家賃や車の保険料やガソリン代、食費もさることながら、子どものいる家庭にとって一番の問題は、大学の教育費です。
ニュージャージー州立大の一つ、ラトガース大の1年間の授業料は、州の住民で寮に入らない場合はおよそ1万4000㌦(約210万円)。州外からの生徒には2倍以上となり、食費込み寮費との合計は5万1000㌦(約780万円)です。

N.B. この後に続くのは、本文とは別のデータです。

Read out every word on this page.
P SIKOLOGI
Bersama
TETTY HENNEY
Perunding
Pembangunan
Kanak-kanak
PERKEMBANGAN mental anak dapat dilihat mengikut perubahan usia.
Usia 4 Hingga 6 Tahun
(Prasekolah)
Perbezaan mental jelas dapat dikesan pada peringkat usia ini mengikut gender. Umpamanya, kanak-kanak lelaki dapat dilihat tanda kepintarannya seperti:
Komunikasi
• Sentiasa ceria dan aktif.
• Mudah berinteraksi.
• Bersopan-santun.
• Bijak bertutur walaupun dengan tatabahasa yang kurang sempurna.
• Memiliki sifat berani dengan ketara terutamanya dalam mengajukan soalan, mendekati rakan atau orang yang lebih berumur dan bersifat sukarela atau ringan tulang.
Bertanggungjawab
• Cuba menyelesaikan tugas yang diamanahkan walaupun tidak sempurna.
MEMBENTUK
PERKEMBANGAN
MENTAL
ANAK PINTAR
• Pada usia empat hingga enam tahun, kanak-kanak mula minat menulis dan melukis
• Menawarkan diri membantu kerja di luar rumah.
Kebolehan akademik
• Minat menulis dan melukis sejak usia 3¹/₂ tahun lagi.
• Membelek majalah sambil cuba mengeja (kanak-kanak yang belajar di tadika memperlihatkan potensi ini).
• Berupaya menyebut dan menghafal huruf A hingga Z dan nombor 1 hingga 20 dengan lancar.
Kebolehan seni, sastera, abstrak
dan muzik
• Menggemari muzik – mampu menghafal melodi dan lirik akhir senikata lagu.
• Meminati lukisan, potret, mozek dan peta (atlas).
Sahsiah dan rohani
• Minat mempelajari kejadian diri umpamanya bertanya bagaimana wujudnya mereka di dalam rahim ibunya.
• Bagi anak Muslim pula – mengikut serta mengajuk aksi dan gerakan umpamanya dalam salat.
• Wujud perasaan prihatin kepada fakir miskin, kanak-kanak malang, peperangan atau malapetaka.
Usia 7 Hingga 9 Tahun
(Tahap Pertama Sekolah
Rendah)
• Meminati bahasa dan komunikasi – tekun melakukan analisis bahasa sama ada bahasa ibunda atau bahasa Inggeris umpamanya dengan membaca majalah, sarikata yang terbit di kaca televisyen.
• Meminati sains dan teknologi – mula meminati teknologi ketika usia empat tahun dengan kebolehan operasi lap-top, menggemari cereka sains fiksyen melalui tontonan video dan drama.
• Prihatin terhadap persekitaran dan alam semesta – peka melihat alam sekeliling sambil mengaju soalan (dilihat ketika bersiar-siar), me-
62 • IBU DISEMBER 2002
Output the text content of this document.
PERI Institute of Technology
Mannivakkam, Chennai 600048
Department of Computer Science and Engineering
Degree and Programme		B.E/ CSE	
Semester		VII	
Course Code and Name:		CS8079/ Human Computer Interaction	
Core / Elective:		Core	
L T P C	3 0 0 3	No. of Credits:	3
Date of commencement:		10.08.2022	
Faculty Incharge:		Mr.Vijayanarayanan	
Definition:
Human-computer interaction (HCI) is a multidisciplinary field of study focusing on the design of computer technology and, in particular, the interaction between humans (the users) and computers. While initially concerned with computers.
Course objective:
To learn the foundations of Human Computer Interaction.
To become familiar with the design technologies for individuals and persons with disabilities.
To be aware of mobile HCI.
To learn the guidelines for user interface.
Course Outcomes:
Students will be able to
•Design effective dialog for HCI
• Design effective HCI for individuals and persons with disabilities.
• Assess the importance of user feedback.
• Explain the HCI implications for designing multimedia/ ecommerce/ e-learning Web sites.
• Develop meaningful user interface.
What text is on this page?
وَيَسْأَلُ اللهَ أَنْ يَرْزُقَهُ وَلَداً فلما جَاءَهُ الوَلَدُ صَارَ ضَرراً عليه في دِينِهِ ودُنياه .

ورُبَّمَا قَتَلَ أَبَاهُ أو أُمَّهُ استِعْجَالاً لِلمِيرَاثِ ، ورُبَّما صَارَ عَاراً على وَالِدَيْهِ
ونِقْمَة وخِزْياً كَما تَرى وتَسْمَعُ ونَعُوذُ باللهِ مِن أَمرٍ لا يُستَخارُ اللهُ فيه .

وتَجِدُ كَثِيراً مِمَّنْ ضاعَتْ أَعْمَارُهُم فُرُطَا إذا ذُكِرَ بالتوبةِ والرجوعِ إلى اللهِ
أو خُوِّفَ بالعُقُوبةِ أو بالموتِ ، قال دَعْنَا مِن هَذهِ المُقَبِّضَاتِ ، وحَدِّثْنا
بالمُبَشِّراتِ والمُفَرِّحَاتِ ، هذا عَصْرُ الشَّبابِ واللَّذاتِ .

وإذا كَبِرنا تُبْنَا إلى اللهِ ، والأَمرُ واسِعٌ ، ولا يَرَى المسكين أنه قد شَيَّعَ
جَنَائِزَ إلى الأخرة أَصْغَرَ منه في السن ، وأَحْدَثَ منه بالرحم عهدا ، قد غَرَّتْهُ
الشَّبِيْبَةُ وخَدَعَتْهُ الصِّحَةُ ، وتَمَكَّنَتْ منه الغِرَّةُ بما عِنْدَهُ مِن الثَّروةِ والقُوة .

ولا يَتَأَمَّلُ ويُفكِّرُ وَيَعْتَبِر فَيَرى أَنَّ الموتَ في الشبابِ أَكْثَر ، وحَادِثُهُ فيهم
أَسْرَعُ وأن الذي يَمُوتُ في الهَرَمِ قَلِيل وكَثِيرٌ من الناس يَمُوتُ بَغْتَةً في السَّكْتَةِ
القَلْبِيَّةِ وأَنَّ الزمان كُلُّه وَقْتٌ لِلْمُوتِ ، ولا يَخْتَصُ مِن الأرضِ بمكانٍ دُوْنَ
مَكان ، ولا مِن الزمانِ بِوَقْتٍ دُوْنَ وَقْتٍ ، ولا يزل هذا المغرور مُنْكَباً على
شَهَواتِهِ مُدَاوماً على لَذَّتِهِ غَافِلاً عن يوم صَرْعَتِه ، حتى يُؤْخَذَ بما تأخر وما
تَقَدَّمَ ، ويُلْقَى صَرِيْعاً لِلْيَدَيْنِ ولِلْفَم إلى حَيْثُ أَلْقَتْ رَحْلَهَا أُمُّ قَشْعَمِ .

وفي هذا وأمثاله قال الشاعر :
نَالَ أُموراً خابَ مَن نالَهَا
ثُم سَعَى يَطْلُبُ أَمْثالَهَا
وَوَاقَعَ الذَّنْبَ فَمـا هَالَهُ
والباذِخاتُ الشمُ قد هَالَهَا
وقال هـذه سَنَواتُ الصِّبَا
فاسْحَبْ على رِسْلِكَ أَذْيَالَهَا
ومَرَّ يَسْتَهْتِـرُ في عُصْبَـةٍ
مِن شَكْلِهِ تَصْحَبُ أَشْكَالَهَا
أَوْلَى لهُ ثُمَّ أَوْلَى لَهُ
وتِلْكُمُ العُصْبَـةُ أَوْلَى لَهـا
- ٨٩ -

息子は他州の州立大へ進学の予定で、授業料と食費込み寮費の合計が6万3000ドル。パソコン代や書籍代、旅費などを加えた合計は1000万円前後になる見込みです。

教育資金の貯蓄に努めましたが、過去20年間に州外大学の授業料は平均38%(インフレ調整後)値上がりし、達成できませんでした。米国には定年退職の制度はないので、仕事がある限り働き続けられることが、せめてもの救い(?)です。
学校嫌いの息子に「勉強しなさい」と言わない方針でしたが、ここへきて「大学では勉強してね」とお願いする始末。
教育費高騰のせいで、貧困家庭の子どもの多くは、貧困から抜け出す鍵となる大学進学・卒業を果たせません。このため、貧困が次の世代の貧困を生む構造となっています。この不公平感が、米国の社会不安の原因にならないかと心配です。
各大学に安価な授業料での進学の道をもっと広く開拓してもらい、より多くの若者の才能が社会で生かされる地盤をつくってほしいものです。